It can be like watching the first grey light of winter creep across a quiet street — at first barely noticed, then unmistakable in its presence. For the owners and neighbours of a small tobacconist in Andergrove, in the Mackay region of northern Queensland, that creeping awareness has come in the form of smoke and flame, time and again over recent weeks. A place of commerce and routine has become, for now, a scene marked by ash, unanswered questions and a determined call for clarity.
In the gentle hours before dawn on several occasions this year, police and emergency services have attended what began as a minor fire at the rear of the shop on Celeber Road. On January 13, and again in mid-February, flames flickered briefly before being brought under control — seeming to whisper of something amiss but not yet fully revealed. Then, between the end of February and into the early hours of the following day, a fire broke with greater force, spreading its heat beyond the original business and into neighbouring walls and windows.
Investigators describe it as the fourth suspicious incident at the same address this year. Two figures caught on CCTV, masked and gloved, have lingered in the frame of the narrative — their identities obscured, their purpose unclear. One wears a black-and-white checkered shirt, a detail that now carries significance beyond its cloth and pattern. Officers have asked for anyone who might recognise them, or recall seeing movements that now lie on the cusp of relevance, to come forward.
As the charred walls cool with the passing days, the economic and emotional impact ripples outward. Local shop owners share memories of watching the blaze, worried for their own doors and stock, or simply shaken by the night’s unnatural resonance. And while nobody was reported physically hurt in any of the incidents, the distress of seeing familiar places altered, of livelihoods endangered, folds quietly into the broader fabric of the community’s collective consciousness.
Police have said they are following multiple lines of inquiry — allowing for the possibility that disputes, competition or, as yet unconfirmed, organised crime links could be factors in why this place was chosen again and again. They acknowledge that sometimes what lies beneath a sequence of events is complex, shaped by forces that may be local, or part of wider currents that communities seldom see until they touch their own backyards.

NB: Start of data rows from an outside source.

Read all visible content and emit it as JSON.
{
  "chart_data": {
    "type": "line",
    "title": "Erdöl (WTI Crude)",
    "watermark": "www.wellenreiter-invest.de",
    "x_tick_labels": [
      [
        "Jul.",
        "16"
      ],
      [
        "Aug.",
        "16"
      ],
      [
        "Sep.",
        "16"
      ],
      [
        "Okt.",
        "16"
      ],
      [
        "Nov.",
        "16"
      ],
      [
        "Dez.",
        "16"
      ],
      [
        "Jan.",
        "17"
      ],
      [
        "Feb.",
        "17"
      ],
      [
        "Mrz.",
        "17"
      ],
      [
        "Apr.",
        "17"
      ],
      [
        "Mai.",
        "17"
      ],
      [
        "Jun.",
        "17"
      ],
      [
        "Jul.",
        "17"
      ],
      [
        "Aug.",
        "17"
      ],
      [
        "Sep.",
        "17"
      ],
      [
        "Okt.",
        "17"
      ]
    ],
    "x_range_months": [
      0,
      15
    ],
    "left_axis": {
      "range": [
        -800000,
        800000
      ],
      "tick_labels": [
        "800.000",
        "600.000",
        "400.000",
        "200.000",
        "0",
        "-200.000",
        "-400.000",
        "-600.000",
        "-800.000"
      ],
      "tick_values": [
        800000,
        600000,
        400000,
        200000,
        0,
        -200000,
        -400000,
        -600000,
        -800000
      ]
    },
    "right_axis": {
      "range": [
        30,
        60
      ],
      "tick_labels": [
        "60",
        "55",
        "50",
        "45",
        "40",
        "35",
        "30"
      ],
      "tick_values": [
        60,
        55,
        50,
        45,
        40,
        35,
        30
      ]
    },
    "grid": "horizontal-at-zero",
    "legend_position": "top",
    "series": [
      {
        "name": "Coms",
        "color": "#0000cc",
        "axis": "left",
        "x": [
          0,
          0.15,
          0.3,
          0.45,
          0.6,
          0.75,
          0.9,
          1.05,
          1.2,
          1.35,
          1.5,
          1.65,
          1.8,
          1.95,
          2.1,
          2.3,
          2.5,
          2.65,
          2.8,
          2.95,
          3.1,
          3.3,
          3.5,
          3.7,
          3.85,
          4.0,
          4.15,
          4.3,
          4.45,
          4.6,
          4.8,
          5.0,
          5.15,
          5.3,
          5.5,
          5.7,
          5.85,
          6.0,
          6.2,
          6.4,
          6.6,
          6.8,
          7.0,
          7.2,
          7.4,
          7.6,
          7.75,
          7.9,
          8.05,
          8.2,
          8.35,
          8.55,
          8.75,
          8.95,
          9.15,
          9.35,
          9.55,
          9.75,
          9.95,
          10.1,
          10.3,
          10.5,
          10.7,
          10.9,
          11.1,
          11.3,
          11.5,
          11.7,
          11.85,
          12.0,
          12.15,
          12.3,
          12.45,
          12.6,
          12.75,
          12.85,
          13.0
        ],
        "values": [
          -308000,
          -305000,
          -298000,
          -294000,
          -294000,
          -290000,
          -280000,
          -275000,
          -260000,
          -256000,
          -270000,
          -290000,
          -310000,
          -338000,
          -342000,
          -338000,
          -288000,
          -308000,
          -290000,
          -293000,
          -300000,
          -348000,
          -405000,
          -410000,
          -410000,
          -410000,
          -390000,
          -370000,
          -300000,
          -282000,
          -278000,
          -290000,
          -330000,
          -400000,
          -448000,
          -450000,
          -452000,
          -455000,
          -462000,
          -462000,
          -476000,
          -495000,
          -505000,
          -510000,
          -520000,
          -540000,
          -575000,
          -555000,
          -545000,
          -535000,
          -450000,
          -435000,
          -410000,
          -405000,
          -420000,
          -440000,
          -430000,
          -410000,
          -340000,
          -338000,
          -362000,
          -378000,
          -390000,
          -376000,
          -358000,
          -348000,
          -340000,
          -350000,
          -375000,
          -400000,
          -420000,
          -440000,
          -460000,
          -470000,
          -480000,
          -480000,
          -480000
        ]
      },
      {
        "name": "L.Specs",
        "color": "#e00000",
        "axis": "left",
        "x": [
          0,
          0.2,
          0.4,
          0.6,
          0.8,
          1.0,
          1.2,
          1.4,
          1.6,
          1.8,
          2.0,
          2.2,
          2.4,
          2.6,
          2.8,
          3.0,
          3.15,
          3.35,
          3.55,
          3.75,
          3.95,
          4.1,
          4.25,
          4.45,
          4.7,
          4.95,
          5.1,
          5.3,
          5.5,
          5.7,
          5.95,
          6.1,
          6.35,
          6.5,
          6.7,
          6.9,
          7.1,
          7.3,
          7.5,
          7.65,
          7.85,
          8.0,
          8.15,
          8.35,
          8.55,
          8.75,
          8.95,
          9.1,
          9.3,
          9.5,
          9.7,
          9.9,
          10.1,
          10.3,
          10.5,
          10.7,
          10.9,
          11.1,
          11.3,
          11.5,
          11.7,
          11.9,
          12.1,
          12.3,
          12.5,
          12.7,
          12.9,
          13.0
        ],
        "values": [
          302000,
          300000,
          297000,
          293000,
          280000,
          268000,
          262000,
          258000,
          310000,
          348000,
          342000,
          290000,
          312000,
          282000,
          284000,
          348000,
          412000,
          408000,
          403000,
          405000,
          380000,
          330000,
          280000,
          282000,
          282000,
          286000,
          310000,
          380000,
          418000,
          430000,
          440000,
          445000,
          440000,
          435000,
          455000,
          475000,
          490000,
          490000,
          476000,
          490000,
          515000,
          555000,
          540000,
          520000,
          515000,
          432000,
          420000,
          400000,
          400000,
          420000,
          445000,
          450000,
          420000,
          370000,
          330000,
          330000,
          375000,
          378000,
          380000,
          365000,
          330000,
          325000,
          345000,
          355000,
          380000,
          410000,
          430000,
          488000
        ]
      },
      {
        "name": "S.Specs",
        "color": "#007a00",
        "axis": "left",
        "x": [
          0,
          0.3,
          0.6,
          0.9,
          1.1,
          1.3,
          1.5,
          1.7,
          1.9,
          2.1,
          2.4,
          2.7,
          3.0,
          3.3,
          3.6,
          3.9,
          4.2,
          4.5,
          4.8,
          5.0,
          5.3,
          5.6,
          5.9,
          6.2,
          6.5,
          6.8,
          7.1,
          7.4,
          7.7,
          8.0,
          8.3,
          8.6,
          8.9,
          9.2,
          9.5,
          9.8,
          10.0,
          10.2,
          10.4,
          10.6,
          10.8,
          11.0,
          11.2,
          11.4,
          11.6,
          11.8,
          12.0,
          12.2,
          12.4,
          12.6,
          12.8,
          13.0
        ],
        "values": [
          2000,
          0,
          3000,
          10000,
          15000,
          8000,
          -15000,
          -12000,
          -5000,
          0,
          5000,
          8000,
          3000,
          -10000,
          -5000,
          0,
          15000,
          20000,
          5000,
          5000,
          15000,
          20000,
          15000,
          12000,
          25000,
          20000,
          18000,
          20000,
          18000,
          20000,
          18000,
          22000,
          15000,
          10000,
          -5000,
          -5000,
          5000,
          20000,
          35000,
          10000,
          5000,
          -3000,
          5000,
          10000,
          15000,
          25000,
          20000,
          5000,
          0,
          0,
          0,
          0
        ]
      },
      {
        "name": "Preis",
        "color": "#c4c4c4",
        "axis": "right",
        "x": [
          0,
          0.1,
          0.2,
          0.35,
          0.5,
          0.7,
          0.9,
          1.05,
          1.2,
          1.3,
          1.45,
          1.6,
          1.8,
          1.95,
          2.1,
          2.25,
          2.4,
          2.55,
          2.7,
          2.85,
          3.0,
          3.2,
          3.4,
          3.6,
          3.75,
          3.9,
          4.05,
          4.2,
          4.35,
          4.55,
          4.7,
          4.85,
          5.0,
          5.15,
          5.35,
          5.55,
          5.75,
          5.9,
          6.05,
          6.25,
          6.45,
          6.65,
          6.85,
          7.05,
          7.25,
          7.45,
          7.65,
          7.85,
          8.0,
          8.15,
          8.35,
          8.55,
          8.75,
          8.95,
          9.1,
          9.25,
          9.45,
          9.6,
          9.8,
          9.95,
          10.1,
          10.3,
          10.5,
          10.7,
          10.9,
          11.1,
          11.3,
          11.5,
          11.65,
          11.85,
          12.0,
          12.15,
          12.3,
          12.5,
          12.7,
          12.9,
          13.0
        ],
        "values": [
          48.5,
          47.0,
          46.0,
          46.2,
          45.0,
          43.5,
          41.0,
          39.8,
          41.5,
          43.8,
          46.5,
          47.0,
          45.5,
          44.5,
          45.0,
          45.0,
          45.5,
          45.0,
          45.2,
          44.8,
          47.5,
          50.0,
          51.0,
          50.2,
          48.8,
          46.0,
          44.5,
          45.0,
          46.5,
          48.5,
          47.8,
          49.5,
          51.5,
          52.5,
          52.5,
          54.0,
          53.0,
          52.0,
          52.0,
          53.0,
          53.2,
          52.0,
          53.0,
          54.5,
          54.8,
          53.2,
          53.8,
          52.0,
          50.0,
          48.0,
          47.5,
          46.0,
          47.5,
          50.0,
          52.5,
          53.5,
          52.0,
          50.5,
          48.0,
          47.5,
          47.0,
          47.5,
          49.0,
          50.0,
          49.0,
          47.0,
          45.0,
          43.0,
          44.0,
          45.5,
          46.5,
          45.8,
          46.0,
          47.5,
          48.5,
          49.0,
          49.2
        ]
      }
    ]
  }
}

For now, the hope rests in shared observation and the willingness of residents to reach out, knowing that even a single recollected moment, a fragment of vision or a remembered step taken on a silent street might be the one that brings resolution. In this quiet call for connection, there is also a gentle reminder: that where there is smoke, there are often stories waiting to be told in full.
AI Image Disclaimer (rotated wording) Visuals are created with AI tools and are not real photographs.
Sources ABC News, 7NEWS, The Courier-Mail, National Tribune, Mirage News.